Although financial wellness is usually at the top of the list of what plans sponsors want, it is hard to define. Ask 10 people what financial wellness means and you may get 10 different answers. The best financial wellness tool is one that helps each employee understand the benefits offered at work, customizing them based on the worker’s family and financial situation.

It is also tempting to repeat the latest trends that echo in the 401(k) echo chamber such as ESG funds, managed accounts and pooled employer plans that may be important to some plan sponsors but not solve essential, strategic issues.
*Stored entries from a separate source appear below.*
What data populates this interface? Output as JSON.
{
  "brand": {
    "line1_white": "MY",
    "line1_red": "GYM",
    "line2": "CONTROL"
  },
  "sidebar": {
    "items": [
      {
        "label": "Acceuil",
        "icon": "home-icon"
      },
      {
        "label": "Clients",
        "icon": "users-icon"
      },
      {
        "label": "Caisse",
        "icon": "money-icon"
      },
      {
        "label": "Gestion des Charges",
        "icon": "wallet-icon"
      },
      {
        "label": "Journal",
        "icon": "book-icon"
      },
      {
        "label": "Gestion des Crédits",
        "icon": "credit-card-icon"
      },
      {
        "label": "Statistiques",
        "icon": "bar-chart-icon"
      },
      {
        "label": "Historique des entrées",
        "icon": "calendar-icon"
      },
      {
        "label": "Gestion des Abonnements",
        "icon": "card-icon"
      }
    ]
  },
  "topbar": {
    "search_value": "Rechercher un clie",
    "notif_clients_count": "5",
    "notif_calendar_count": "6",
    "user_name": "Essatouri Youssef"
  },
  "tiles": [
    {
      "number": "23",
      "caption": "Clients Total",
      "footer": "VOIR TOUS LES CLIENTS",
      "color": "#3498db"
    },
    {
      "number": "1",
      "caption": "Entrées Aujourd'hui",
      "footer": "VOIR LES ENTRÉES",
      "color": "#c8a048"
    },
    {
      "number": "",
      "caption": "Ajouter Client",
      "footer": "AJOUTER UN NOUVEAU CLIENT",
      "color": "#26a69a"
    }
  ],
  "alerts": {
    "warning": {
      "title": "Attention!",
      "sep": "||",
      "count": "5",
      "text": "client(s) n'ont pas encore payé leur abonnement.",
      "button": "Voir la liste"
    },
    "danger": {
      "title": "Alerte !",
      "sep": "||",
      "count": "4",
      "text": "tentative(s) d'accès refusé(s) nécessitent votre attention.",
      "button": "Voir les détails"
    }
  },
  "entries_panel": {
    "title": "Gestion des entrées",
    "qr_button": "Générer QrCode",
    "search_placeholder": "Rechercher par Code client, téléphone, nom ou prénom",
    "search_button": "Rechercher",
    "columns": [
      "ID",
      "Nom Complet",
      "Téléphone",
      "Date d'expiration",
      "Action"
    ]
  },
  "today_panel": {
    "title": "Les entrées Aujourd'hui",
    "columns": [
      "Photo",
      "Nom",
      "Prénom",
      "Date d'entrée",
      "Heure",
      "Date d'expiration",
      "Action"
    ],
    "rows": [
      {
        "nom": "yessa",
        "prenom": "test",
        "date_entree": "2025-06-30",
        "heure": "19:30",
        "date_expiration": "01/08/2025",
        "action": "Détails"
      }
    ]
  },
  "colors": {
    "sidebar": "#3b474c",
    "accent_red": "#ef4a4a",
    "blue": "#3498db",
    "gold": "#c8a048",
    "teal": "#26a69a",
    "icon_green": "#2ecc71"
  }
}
We do.

Some retirement planning advisors may be tempted to just stay in their lane and offer triple Fs and, while they may receive a good response, it leaves the door open for others to step in their place. There are tools any advisor can buy relatively cheaply that do money analysis; Third parties such as Morningstar as well as thousands of other advisors are willing to act as co-contractors; And the focus on fees can leave advisors vulnerable to cheaper options that reduce their value.

Successful consultants with the right tools and training have shifted the focus from plan-level services to participant or, better said, employee services, where the opportunity to generate fees is enormous. Currently, RPAs are in a good position to help employers tackle their top three pain points, all focused on workers.

Because if you don’t address these issues, no doubt a competitor will.

Fred Barstein is the founder and CEO of TRAU, TPSU and 401kTV.